2.3.6.7.3. Comparison of check standard analysis and propagation of error

2. Measurement Process Characterization
2.3. Calibration
2.3.6. Instrument calibration over a regime
2.3.6.7. Uncertainties of calibrated values

2.3.6.7.3. Comparison of check standard analysis and propagation of error

Propagation of error for the linear calibration

The analysis of uncertainty for calibrated values from a linear calibration line can be addressed using propagation of error. On the previous page, the uncertainty was estimated from check standard values.

Estimates from calibration data

The calibration data consist of 40 measurements with an optical imaging system on 10 line width artifacts. A linear fit to the data using the software package Omnitab (Omnitab 80 ) gives a calibration curve with the following estimates for the intercept, a, and the slope, b:

   a       .23723513
   b       .98839599
-------------------------------------------------------
 RESIDUAL STANDARD DEVIATION =            .038654864
   BASED ON DEGREES OF FREEDOM        40 -   2 =  38

with the following variances and covariances:

   a      2.2929900-04
   b     -2.9703502-05   4.5966426-06

Propagation of error using Mathematica

The propagation of error is accomplished with the following instructions using the software package Mathematica (Wolfram):

f=(y -a)/b
dfdy=D[f, {y,1}]
dfda=D[f, {a,1}]
dfdb=D[f,{b,1}]
u2 =dfdy^2 sy^2 + dfda^2 sa2 + dfdb^2 sb2 + 2 dfda dfdb sab2
% /. a-> .23723513
% /. b-> .98839599
% /. sa2 -> 2.2929900 10^-04
% /. sb2 -> 4.5966426 10^-06
% /. sab2 -> -2.9703502 10^-05
% /. sy -> .038654864
u2 = Simplify[%]
u = u2^.5
Plot[u, {y, 0, 12}]

Standard deviation of calibrated value X'

The output from Mathematica gives the standard deviation of a calibrated value, X', as a function of instrument response:

                                         -6  2 0.5
(0.00177907 - 0.0000638092 y + 4.81634 10   y )

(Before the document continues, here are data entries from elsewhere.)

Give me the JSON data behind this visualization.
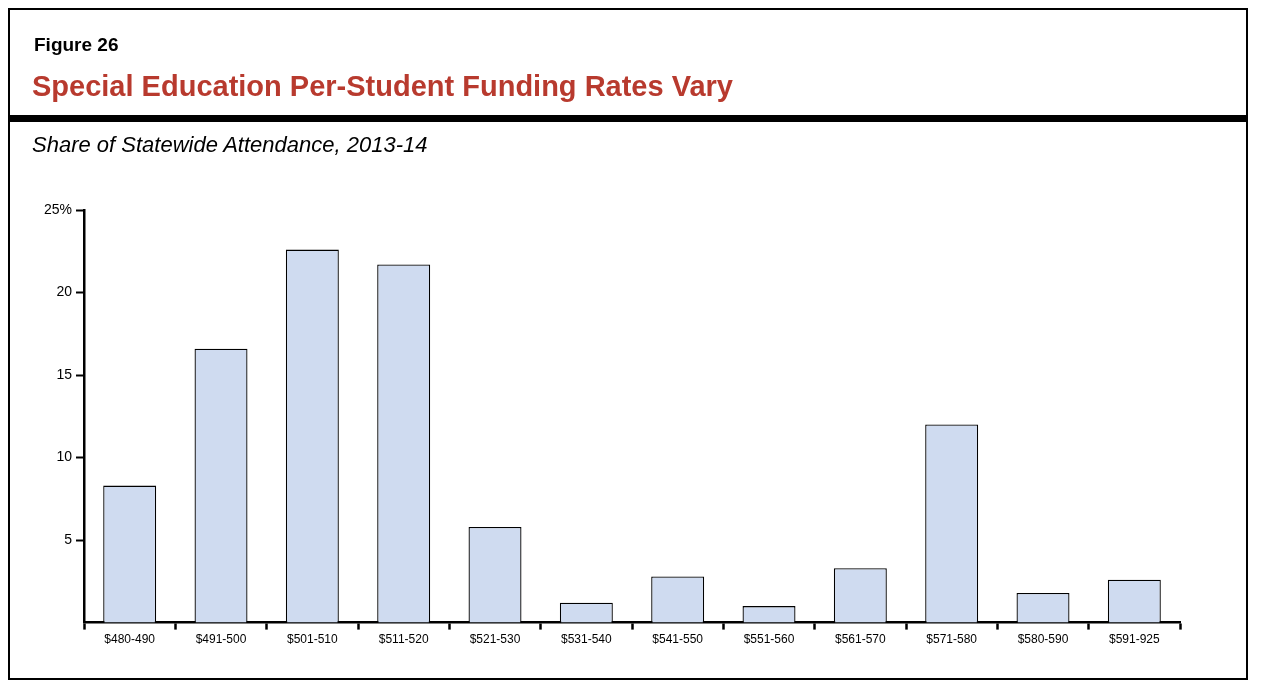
{
  "chart_data": {
    "type": "bar",
    "title": "Special Education Per-Student Funding Rates Vary",
    "subtitle": "Share of Statewide Attendance, 2013-14",
    "annotations": [
      "Figure 26"
    ],
    "categories": [
      "$480-490",
      "$491-500",
      "$501-510",
      "$511-520",
      "$521-530",
      "$531-540",
      "$541-550",
      "$551-560",
      "$561-570",
      "$571-580",
      "$580-590",
      "$591-925"
    ],
    "values": [
      8.3,
      16.6,
      22.6,
      21.7,
      5.8,
      1.2,
      2.8,
      1.0,
      3.3,
      12.0,
      1.8,
      2.6
    ],
    "color": "#cfdbf0",
    "ylim": [
      0,
      25
    ],
    "yticks": [
      5,
      10,
      15,
      20,
      {
        "value": 25,
        "label": "25%"
      }
    ],
    "grid": false,
    "legend": false
  }
}
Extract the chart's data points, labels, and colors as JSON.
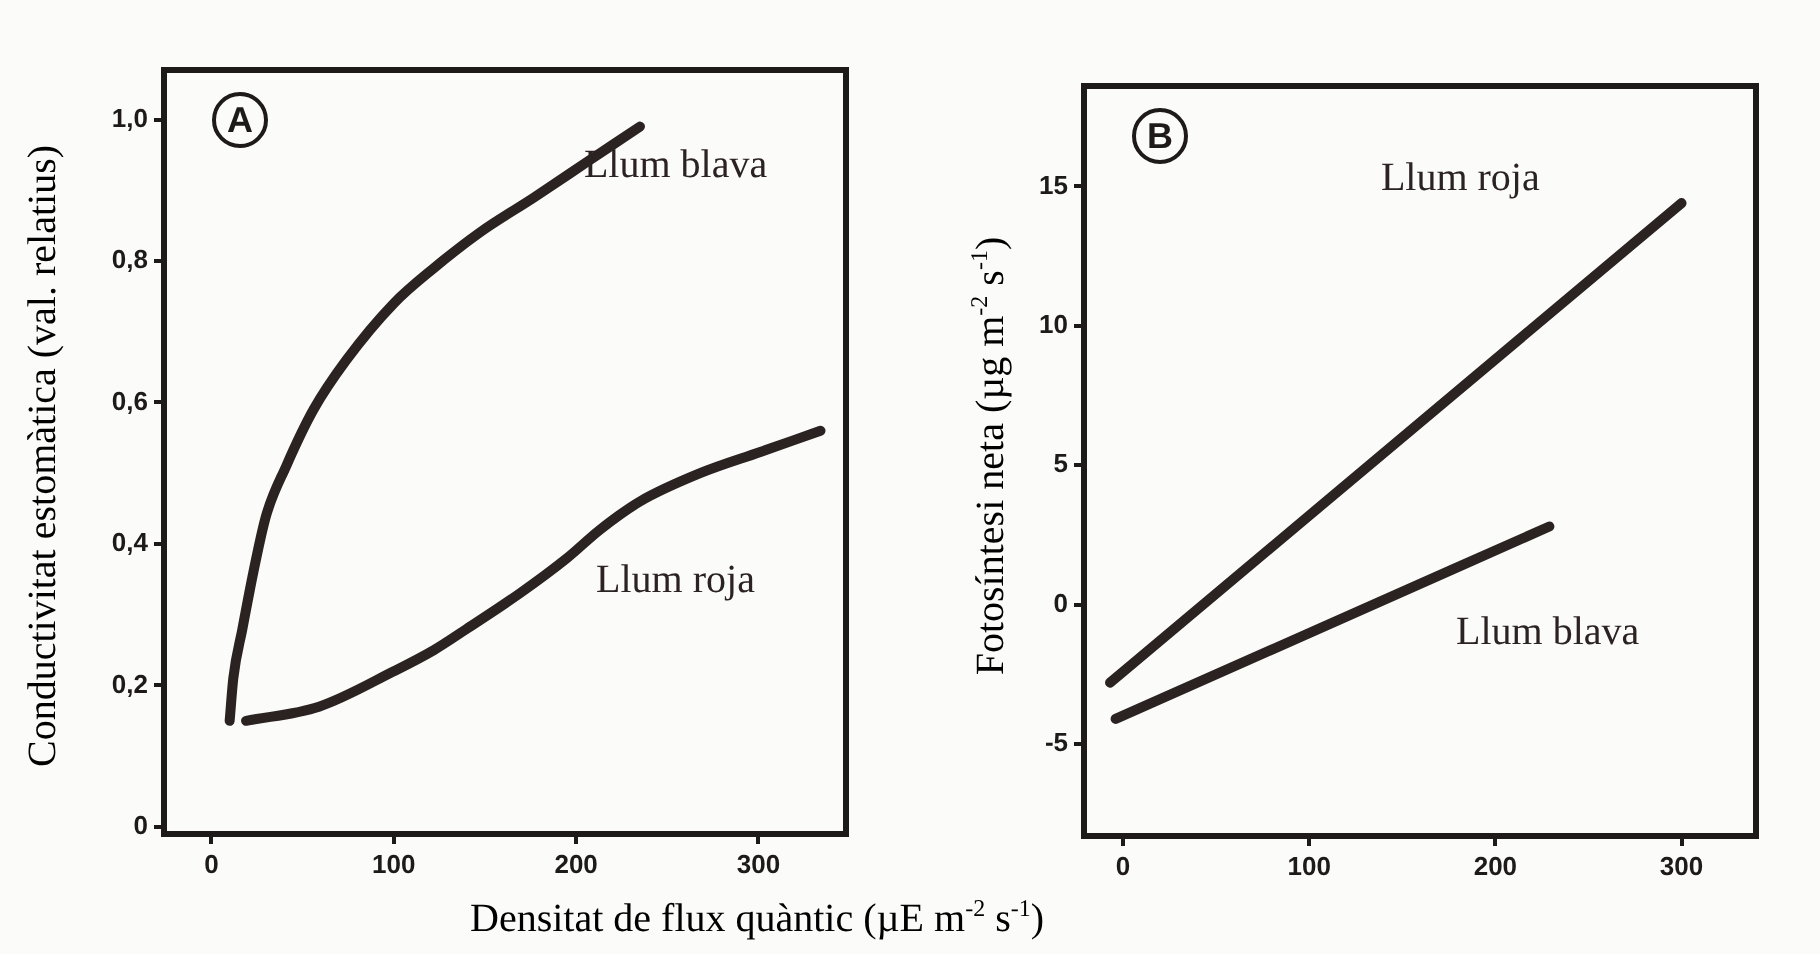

Graph showing standard deviation of calibrated value X' plotted as a function of instrument response Y' for a linear calibration

standard deviation of calibrated value X' for a given response Y'

Comparison of check standard analysis and propagation of error

Comparison of the analysis of check standard data, which gives a standard deviation of 0.062 µm, and propagation of error, which gives a maximum standard deviation of 0.042 µm, suggests that the propagation of error may underestimate the type A uncertainty. The check standard measurements are undoubtedly sampling some sources of variability that do not appear in the formal propagation of error formula.